Ammonium triggers calcium elevation in cultured mouse microglial cells by initiating Ca2+ release from thapsigargin-sensitive intracellular stores


  • A. Minelli
  • S. Lyons
  • C. Nolte
  • A. Verkhratsky
  • H. Kettenmann


  • Pfluegers Archiv European Journal of Physiology


  • Pflugers Arch 439 (3): 370-377


  • Microglial cells are thought to serve as sensors for pathologic events in the brain. In the present study we demonstrate that these cells respond with an increase in intracellular calcium concentration ([Ca2+](i)) to intracellular alkaline shifts induced by either application of NH3/NH4 + or by an extracellular alkaline shift. The cytoplasmic pH (pH(i)) and [Ca2+](i) in cultured mouse microglial cells were studied employing the fluorescent probes BCECF and fura-2, respectively.
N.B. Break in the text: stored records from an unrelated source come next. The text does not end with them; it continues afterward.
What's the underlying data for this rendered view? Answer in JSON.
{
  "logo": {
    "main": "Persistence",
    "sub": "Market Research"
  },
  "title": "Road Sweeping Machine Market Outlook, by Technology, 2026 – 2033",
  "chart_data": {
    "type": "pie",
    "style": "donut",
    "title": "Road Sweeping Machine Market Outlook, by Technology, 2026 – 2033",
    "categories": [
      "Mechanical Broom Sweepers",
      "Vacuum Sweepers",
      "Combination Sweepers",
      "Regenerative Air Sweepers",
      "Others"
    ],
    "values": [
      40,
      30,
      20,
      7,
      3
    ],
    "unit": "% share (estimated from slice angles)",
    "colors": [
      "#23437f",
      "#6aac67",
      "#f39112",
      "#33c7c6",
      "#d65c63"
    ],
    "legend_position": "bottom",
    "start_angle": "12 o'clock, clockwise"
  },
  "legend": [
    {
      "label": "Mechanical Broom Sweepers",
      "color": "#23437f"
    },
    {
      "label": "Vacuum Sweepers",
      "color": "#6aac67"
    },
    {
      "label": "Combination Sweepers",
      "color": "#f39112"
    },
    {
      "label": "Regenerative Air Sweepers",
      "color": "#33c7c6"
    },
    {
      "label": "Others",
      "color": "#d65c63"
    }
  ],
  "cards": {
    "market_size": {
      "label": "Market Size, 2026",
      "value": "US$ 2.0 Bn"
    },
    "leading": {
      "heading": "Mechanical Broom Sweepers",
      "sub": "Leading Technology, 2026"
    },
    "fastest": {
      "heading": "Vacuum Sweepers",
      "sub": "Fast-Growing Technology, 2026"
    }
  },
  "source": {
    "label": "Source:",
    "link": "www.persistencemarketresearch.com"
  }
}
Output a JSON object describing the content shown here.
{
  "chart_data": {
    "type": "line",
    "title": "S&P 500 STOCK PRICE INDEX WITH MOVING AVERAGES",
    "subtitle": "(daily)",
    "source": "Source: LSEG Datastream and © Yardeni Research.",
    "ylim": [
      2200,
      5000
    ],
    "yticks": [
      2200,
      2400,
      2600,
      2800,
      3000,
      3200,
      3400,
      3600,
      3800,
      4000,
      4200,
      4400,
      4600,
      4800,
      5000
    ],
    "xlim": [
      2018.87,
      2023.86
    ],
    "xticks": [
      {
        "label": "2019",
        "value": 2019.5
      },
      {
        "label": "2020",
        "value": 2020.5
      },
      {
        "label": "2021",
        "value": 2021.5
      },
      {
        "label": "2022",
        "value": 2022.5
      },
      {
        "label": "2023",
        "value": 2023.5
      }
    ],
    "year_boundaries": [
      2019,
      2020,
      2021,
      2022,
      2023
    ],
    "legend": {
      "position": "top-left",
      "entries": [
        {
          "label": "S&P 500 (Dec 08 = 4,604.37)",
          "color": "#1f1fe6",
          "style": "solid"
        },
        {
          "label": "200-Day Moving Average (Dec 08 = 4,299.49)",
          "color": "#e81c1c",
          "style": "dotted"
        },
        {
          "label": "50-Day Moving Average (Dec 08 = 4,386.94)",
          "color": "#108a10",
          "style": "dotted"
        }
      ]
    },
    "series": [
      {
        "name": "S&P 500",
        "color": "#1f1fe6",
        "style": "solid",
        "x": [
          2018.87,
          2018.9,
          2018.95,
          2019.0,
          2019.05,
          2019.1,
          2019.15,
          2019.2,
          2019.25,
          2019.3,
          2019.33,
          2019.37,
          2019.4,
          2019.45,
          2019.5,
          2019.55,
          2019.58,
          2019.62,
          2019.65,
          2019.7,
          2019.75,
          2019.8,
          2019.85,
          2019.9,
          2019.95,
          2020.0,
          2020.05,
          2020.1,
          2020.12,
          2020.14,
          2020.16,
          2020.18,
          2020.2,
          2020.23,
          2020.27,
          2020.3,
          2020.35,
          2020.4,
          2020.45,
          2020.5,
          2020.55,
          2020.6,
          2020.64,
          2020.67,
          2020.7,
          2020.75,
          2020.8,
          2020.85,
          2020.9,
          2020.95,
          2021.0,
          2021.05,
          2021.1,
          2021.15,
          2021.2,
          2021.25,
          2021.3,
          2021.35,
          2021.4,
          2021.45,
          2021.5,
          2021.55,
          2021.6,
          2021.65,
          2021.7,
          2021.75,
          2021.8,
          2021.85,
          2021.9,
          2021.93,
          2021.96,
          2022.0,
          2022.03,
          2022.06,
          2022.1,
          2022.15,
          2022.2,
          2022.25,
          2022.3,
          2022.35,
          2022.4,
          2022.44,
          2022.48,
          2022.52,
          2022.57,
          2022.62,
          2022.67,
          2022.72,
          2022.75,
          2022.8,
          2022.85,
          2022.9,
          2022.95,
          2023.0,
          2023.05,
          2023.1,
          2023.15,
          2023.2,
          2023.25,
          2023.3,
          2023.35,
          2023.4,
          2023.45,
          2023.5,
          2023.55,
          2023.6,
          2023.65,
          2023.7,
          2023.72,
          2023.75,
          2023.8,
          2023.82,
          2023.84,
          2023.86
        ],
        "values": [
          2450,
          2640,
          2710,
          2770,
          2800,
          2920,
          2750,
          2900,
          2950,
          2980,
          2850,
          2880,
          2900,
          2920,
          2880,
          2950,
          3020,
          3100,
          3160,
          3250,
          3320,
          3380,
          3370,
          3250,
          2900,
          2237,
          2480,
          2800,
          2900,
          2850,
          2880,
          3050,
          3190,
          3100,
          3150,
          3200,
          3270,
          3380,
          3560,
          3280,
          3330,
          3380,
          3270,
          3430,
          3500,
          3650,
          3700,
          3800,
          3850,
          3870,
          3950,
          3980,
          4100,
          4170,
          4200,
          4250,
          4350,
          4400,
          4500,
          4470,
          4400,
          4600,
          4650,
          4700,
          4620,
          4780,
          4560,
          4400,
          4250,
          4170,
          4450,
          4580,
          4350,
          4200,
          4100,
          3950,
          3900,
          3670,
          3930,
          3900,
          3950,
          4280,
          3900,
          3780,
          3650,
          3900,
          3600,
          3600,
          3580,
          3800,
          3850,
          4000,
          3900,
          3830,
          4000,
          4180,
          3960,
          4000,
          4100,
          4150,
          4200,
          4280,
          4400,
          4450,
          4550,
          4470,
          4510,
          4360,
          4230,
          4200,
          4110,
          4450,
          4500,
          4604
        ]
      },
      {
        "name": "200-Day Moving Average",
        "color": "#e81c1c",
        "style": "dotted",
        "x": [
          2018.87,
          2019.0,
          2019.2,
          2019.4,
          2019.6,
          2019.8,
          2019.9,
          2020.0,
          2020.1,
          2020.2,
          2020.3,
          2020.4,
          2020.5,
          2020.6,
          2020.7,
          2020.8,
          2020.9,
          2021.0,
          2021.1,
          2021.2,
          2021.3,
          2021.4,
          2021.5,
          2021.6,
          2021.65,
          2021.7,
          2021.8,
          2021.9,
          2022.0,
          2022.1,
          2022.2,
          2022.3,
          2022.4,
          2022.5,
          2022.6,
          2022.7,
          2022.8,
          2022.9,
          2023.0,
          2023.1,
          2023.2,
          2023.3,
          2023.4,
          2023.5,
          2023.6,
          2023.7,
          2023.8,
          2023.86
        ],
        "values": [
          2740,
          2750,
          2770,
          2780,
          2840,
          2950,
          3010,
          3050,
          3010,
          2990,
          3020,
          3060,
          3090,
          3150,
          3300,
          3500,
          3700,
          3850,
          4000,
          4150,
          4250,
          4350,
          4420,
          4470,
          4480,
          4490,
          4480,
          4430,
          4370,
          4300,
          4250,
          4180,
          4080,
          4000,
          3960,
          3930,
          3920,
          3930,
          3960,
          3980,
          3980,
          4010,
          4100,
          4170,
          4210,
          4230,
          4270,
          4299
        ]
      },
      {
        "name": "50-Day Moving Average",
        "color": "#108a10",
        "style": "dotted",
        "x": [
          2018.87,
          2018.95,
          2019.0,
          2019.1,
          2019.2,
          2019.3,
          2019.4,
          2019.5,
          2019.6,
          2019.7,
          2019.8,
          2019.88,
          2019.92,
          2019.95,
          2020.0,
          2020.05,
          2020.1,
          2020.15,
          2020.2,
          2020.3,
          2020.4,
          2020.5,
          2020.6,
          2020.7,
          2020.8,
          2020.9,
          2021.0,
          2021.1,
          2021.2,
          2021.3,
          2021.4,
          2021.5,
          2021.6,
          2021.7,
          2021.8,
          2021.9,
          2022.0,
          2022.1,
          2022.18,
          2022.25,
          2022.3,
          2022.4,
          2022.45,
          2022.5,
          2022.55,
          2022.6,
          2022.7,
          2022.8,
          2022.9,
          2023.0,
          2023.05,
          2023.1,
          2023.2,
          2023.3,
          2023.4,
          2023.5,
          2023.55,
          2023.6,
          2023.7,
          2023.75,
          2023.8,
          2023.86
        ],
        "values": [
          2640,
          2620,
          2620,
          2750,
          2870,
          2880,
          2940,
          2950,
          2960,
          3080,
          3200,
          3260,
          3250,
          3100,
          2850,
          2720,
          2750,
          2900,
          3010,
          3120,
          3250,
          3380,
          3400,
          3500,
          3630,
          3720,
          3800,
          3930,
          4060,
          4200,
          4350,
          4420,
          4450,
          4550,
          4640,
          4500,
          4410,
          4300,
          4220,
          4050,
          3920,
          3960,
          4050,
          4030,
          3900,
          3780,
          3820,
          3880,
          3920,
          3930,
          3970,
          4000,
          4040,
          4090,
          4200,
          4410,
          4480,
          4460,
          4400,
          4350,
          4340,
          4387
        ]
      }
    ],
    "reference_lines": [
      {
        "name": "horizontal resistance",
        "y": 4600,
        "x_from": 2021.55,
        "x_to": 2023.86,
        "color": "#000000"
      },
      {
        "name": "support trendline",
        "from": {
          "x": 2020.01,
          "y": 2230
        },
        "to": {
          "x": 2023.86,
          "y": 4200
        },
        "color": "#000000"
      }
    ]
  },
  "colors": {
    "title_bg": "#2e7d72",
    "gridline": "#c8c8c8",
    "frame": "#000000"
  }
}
Application of NH3/NH4 + caused an initial rapid alkalinization followed by a slow recovery towards the resting level, while application of alkaline (pH 8.2) solution triggered a slower rise in pH(i). The [Ca2+](i) elevation triggered by NH3/NH4 + and extracellular alkaline shift were caused by different mechanisms: extracellular alkalinization induced a transmembrane Ca2+ entry, whereas NH3/NH4 + triggered Ca2+ release from thapsigargin- and ATP-sensitive intracellular pools. The mobilization of intracellular Ca2+ caused by NH3/NH4 + was blocked by a specific inhibitor of phoSpholipase C, U-73122, but was not affected by an inhibitor of G-protein, pertussis toxin. This implies that NH3/NH4 interacts with phospholipase C and leads to an increase in the intracellular level of inositol 1,4,5-trisphosphate (InsP3). In contrast to a previous study using a microglial cell line, application of NH3/NH4 + did not result in a release of tumor necrosis factor α (TNF-α), a marker of microglial activation, in the primary microglial cells. This implies that ammonium does not lead to activation of microglia in the culture model.